Of course, this weather has not helped my state of mind. Even though it is early in the afternoon, the sky is as black as Rutherford’s raven so I am forced to write to you by candlelight. But the sky is not nearly as black as I feel inside.
This morning a friend of Miss Bartram’s arrived, with the intention, I am certain, of taking her back home with him. He could not have arrived at a worse time. Miss Bartram is devel
oping into a reliable and helpful assistant. She is steadfast in her commitment to science and considerate almost to a fault of the limitations of our meagre expedition. I have come to rely on her contributions as well as her good judgment in so many instances that I cannot even begin to tell you how much she would be missed, should she decide to leave. Worse yet, it is now July, which is peak collecting time in the Park. I could not possibly manage all there is to do without her.

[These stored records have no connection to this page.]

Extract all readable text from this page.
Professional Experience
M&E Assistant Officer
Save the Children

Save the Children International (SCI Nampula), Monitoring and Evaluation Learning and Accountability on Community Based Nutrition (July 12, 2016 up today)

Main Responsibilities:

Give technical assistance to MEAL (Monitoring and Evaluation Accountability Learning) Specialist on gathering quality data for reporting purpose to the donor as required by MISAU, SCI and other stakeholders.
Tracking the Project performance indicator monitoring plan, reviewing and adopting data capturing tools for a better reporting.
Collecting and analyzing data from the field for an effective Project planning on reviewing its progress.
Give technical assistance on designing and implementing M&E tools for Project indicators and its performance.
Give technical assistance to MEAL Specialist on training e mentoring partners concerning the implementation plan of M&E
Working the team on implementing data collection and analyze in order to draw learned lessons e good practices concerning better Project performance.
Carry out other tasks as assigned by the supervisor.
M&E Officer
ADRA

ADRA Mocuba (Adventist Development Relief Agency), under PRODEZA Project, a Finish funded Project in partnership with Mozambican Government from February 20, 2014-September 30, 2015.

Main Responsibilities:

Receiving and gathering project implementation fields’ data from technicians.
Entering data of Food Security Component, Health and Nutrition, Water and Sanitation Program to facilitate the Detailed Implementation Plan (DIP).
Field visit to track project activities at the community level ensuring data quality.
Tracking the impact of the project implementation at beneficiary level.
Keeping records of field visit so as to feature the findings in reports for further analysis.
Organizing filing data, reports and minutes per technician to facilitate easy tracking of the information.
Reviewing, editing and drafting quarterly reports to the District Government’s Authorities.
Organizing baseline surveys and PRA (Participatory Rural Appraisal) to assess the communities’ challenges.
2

But she is young, with her whole life ahead of her, and this is, in all honesty, no place for a woman on her own. If this friend is as serious in his intentions as he appears to be, perhaps this would be the best option for her, as disastrous as it would be for me personally. So when she came to ask permission to leave camp for the afternoon, I naturally gave my consent. I suggested, in fact, that she spend the entire weekend at the hotel. We cannot make any progress in this weather anyway, so she might as well enjoy a few days of comfort and warmth, regardless of her final decision. Besides, with the Independence Day celebrations ahead of us, this is a fine weekend to spend at the hotel. Many young people and much excitement, I am told. Given my state of mind, however, I think I had best weather the weekend here.
As if things were not bleak enough, President Healey arrived at the hotel this morning, ostensibly to check on our progress and enjoy the celebrations, but instinct tells me he is more interested in checking on tentative conversations about the herbarium I have had with representatives from the railroad (how he found out about those talks I am sure I will never know). He is, no doubt, anxious to initiate conversations of his own.
If ever there were an opportunity to raise funds for the herbarium, it is now, with every principal employee of the railroad in residence at the hotel, along with half the U.S. Congress and their staff. Thanks to a special shipment of alcohol and cigars brought in for the weekend, these gentlemen are in a good humor to bargain, and bargain they will.